From 1975 to 2000 it would appear that an active sun was adding more energy to the oceans than was being lost to the air by the positive ocean cycles so total ocean heat content was rising despite the positive cycles.
From 2000 to now it would appear that with the progressively more negative ocean cycles the reduction in loss of energy to the air is causing an increasing total ocean heat content despite the weakening solar input.
It might take some years, possibly a couple of decades, for a weaker sun to have enough of an effect on ocean heat content to offset the ocean warming effect of the negative ocean cycles fully (it may never do so) so while we still have negative ocean cycles the ocean heat content would normally continue to increase even while the climate cools.

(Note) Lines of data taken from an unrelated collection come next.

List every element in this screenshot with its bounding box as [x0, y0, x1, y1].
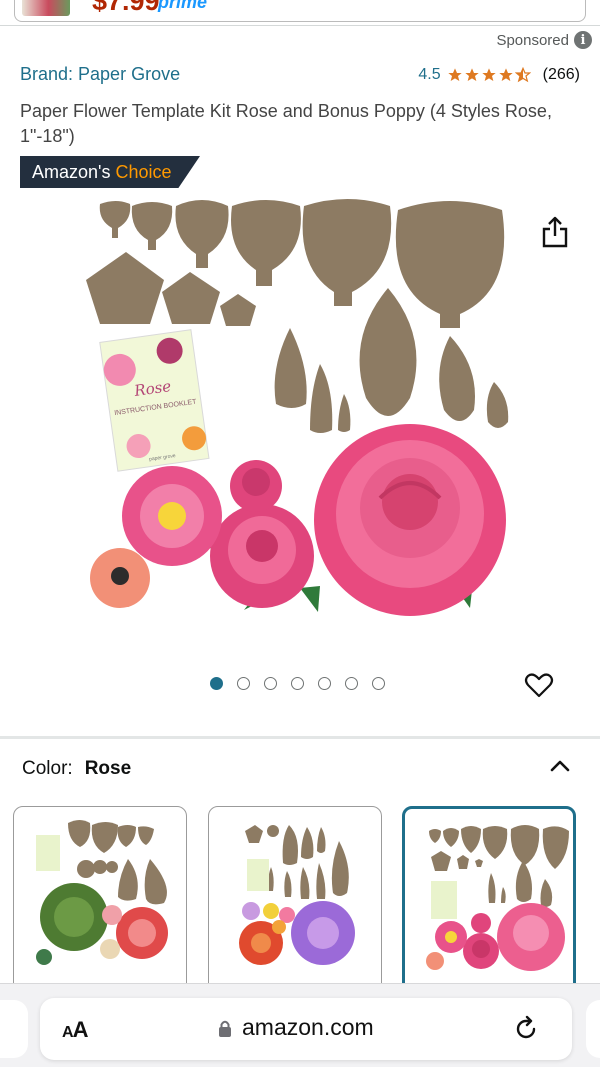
chevron-up-icon[interactable] [548, 756, 572, 774]
lock-icon [219, 1020, 231, 1037]
image-carousel-indicator[interactable] [210, 677, 385, 690]
star-icon [447, 68, 462, 81]
swatch-image [426, 825, 569, 971]
swatch-image [36, 820, 168, 965]
carousel-dot[interactable] [237, 677, 250, 690]
info-icon[interactable]: i [574, 31, 592, 49]
address-bar[interactable]: AA amazon.com [40, 998, 572, 1060]
previous-tab-card[interactable] [0, 1000, 28, 1058]
reader-settings-button[interactable]: AA [62, 1017, 89, 1043]
rating-value: 4.5 [418, 66, 441, 83]
badge-highlight: Choice [115, 162, 172, 182]
badge-prefix: Amazon's [32, 162, 111, 182]
aa-big: A [72, 1017, 89, 1042]
carousel-dot[interactable] [291, 677, 304, 690]
star-rating [447, 67, 531, 83]
next-tab-card[interactable] [586, 1000, 600, 1058]
color-swatch-succulent[interactable] [13, 806, 187, 996]
amazons-choice-badge[interactable]: Amazon's Choice [20, 156, 200, 188]
previous-product-card[interactable]: $7.99 prime [0, 0, 600, 26]
price: $7.99 [92, 0, 160, 16]
color-label: Color: [22, 758, 73, 779]
color-swatch-rose[interactable] [402, 806, 576, 996]
star-icon [464, 68, 479, 81]
heart-icon[interactable] [524, 670, 554, 700]
carousel-dot[interactable] [318, 677, 331, 690]
review-count: (266) [542, 66, 580, 83]
url-text: amazon.com [242, 1014, 374, 1040]
star-icon [481, 68, 496, 81]
color-selector-label: Color: Rose [22, 758, 131, 780]
section-divider [0, 736, 600, 739]
url-display[interactable]: amazon.com [218, 1014, 374, 1041]
carousel-dot[interactable] [372, 677, 385, 690]
carousel-dot[interactable] [210, 677, 223, 690]
share-icon[interactable] [541, 216, 569, 248]
product-page: $7.99 prime Sponsored i Brand: Paper Gro… [0, 0, 600, 1067]
sponsored-label[interactable]: Sponsored i [496, 31, 592, 49]
rating[interactable]: 4.5 (266) [418, 66, 580, 84]
browser-bottom-bar: AA amazon.com [0, 983, 600, 1067]
carousel-dot[interactable] [345, 677, 358, 690]
swatch-image [239, 825, 355, 965]
product-thumbnail [22, 0, 70, 16]
prime-logo: prime [158, 0, 208, 12]
star-icon [498, 68, 513, 81]
color-value: Rose [84, 758, 132, 779]
sponsored-text: Sponsored [496, 31, 569, 49]
carousel-dot[interactable] [264, 677, 277, 690]
color-swatch-dahlia[interactable] [208, 806, 382, 996]
instruction-booklet: Rose INSTRUCTION BOOKLET paper grove [99, 329, 210, 472]
product-title: Paper Flower Template Kit Rose and Bonus… [20, 101, 552, 146]
half-star-icon [514, 67, 531, 83]
brand-link[interactable]: Brand: Paper Grove [20, 64, 180, 85]
reload-icon[interactable] [512, 1015, 540, 1043]
product-image[interactable]: Rose INSTRUCTION BOOKLET paper grove [80, 198, 530, 628]
aa-small: A [62, 1024, 74, 1041]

That is a scenario that could explain a continuing rise in total heat content if that is what is actually happening.
Craig’s chart would suggest that the solar input is so weak that there is still a net reduction in ocean heat content despite the negative ocean cycles which would normally ADD to ocean heat content.
I would like to know which chart is correct but on the basis of my suggestion neither chart is inconsistent with entirely natural processes.
The fastest energy loss from the oceans would be during a positive set of ocean cycles and a weak sun even though the air would be warming. Despite warming of the climate under such a scenario we would be rushing towards a sudden temperature drop as soon as the ocean cycles went negative again.
The current negative ocean cycles may be helping to delay the full consequences of what might be an extended period of lower solar activity by helping to retain more energy in the system for the time being.
The ‘battery’ is still being charged, fortunately for us.
Even during a generally negative period of ocean cycles which can go on for 30 years or more there are still periods of positive oceanic balance. If the sun stays weak such positive spells just accelerate overall energy loss which might be masked climatically during the positive spell but which would result in a faster drop down in temperature to a lower level when the next net negative spell arrives.
Such a process applies both within a longer term warming spell AND a longer term cooling spell and gives rise to a ‘stepped’ pattern of air temperature rise or fall.
That ‘stepped’ upward rise is just what we observed during the 20th Century warming trend and as we might well now see with temperature going downward during any 21st Century cooling trend.
Everything we observe fits perfectly well with natural solar and oceanic changes and need not involve GHGs at all.